Originally published March 30, 2020. Updated July 1, 2020.
by Mary Lago, CFP®, CTFA
Executive Vice President, Portfolio and Wealth Management
The Coronavirus Aid Relief and Economic Security (CARES) Act waives required minimum distributions (RMDs) from retirement accounts for 2020.
If you have been subject to RMDs from your retirement accounts, or an inherited IRA, it will be important to review your withdrawal strategy for 2020 and beyond.
While the waiver of RMDs does apply to inherited IRAs, it will be less applicable for those who inherit IRAs due to a death in 2020 as beneficiaries will generally have up to 10 years to withdraw the total balance.
It may still be appropriate for you to take a distribution in 2020 if you need the taxable income to offset other deductions, such as charitable deductions or if you are looking to stabilize and spread your income out over time to manage your tax bracket.
If you don’t need the income, it may make sense to convert any planned distribution into a Roth IRA, using up your lower tax brackets. See additional information on this strategy here.
If you have already taken all or a part of your RMD this year, there may be opportunities to return those funds to the retirement account. Here are two options to discuss further with your portfolio manager and tax advisor.
o Indirect rollover: The IRS typically allows one indirect rollover in any 12-month period and requires the redeposit within 60 days of the withdrawal. The CARES Act increases the flexibility so that IRA owners may recontribute any 2020 withdrawals and avoid taxation of the distribution so long as the recontribution is completed by August 31, 2020. The most recent guidance, IRS Notice 2020-51, further allows inherited IRA owners to recontribute withdrawals and confirms the RMD waiver does not apply to defined-benefit plans.
Note that the full amount withdrawn, including any taxes that were withheld, will need to be redeposited in order to avoid taxation.

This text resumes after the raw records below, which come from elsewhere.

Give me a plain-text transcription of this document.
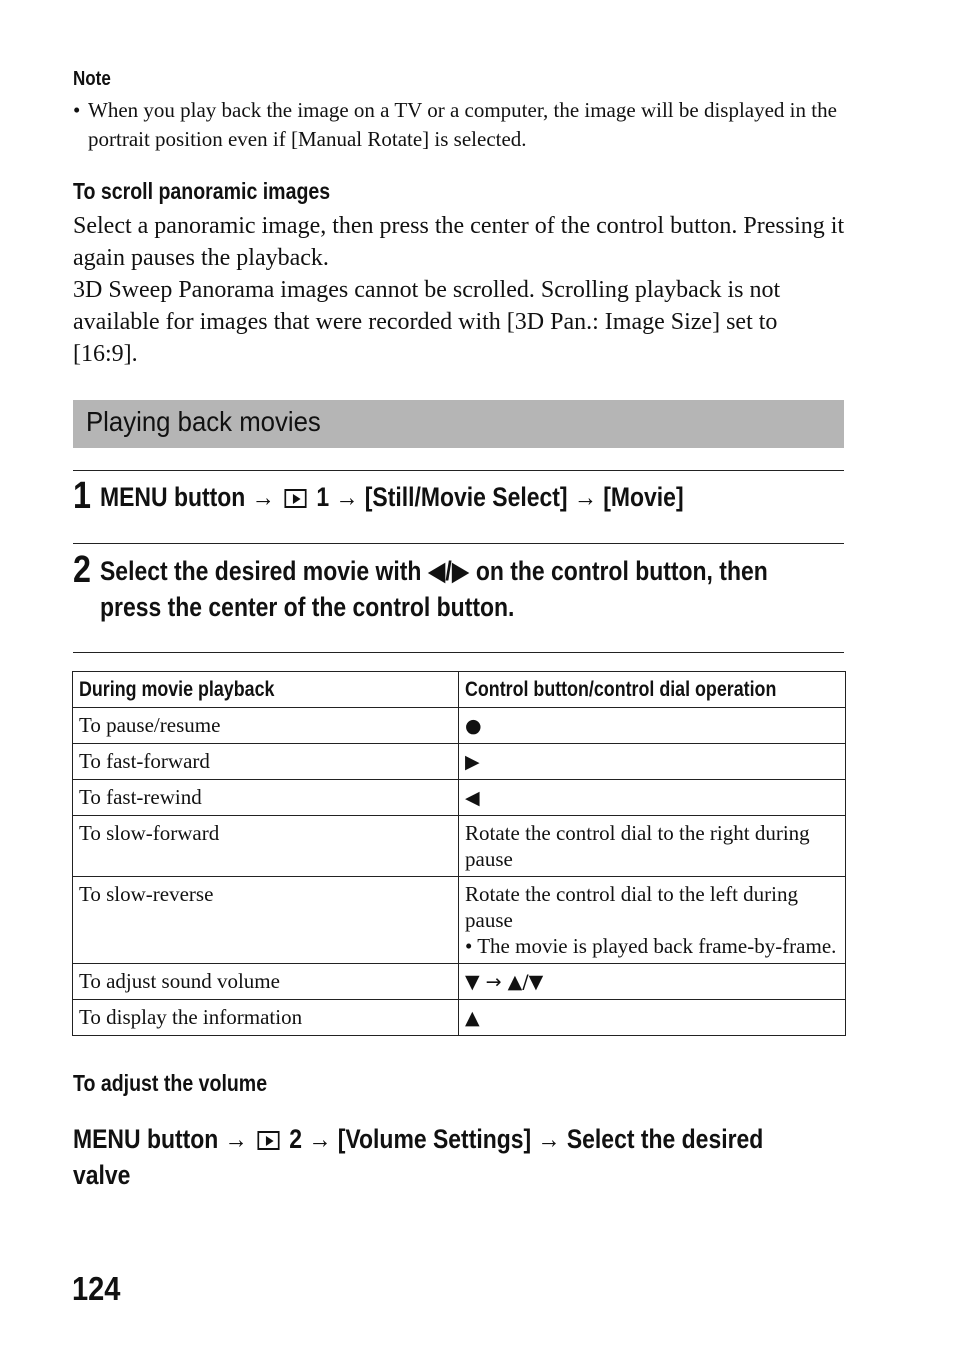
Note
• When you play back the image on a TV or a computer, the image will be displayed in the portrait position even if [Manual Rotate] is selected.
To scroll panoramic images

Select a panoramic image, then press the center of the control button. Pressing it again pauses the playback.

3D Sweep Panorama images cannot be scrolled. Scrolling playback is not available for images that were recorded with [3D Pan.: Image Size] set to [16:9].

Playing back movies
1 MENU button → 1 → [Still/Movie Select] → [Movie]
2 Select the desired movie with ◀/▶ on the control button, then
press the center of the control button.
During movie playback	Control button/control dial operation
To pause/resume	●
To fast-forward	▶
To fast-rewind	◀
To slow-forward	Rotate the control dial to the right during pause
To slow-reverse	Rotate the control dial to the left during pause
• The movie is played back frame-by-frame.

To adjust sound volume	▼ → ▲/▼
To display the information	▲
To adjust the volume
MENU button → 2 → [Volume Settings] → Select the desired valve
124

This may require you to deposit funds into your IRA from another account. For example, if you took a $50,000 RMD and had 40 percent ($20,000) withheld for taxes, you would need to make up that $20,000 from your taxable account in order to return the full $50,000 and avoid paying taxes on the full amount. The $20,000 withheld for taxes would then be treated as taxes paid and possibly refunded when you file your 2020 taxes.
o COVID-19 hardship rules: The new CARES Act expands the hardship withdrawal provisions to cover COVID-19-related hardships and provides repayment options. If you, your spouse, or a dependent have been diagnosed with COVID-19, or experienced adverse financial consequences as a result of the disease (e.g., loss of job, reduced hours, lack of childcare, closed or reduced business operations) you may be able to treat your earlier distribution as a hardship withdrawal. In this case, you would have up to three years to recontribute the amount to your retirement account.
Qualified charitable distributions (QCDs) are still allowed: For those over age 70½, distributions of up to $100,000 directly to charity are still possible, but other charitable giving strategies will likely be more tax advantageous for 2020. When a distribution from a traditional IRA to charity is replacing a distribution to the IRA owner, the strategy reduces taxable income and is generally escaping ordinary income tax rates. However, with no RMD required, the IRA owner is no longer avoiding taxable income, but will still not receive a deduction for the charitable gift on their income tax returns. It may be more advisable to contribute either cash or appreciated securities depending on overall financial circumstances.
Ferguson Wellman and West Bearing do not provide tax or legal advice. This material has been prepared for general educational and informational purposes only and not as a substitute for qualified counsel. You should consult qualified professionals to understand how this information may, or may not, apply specifically to you.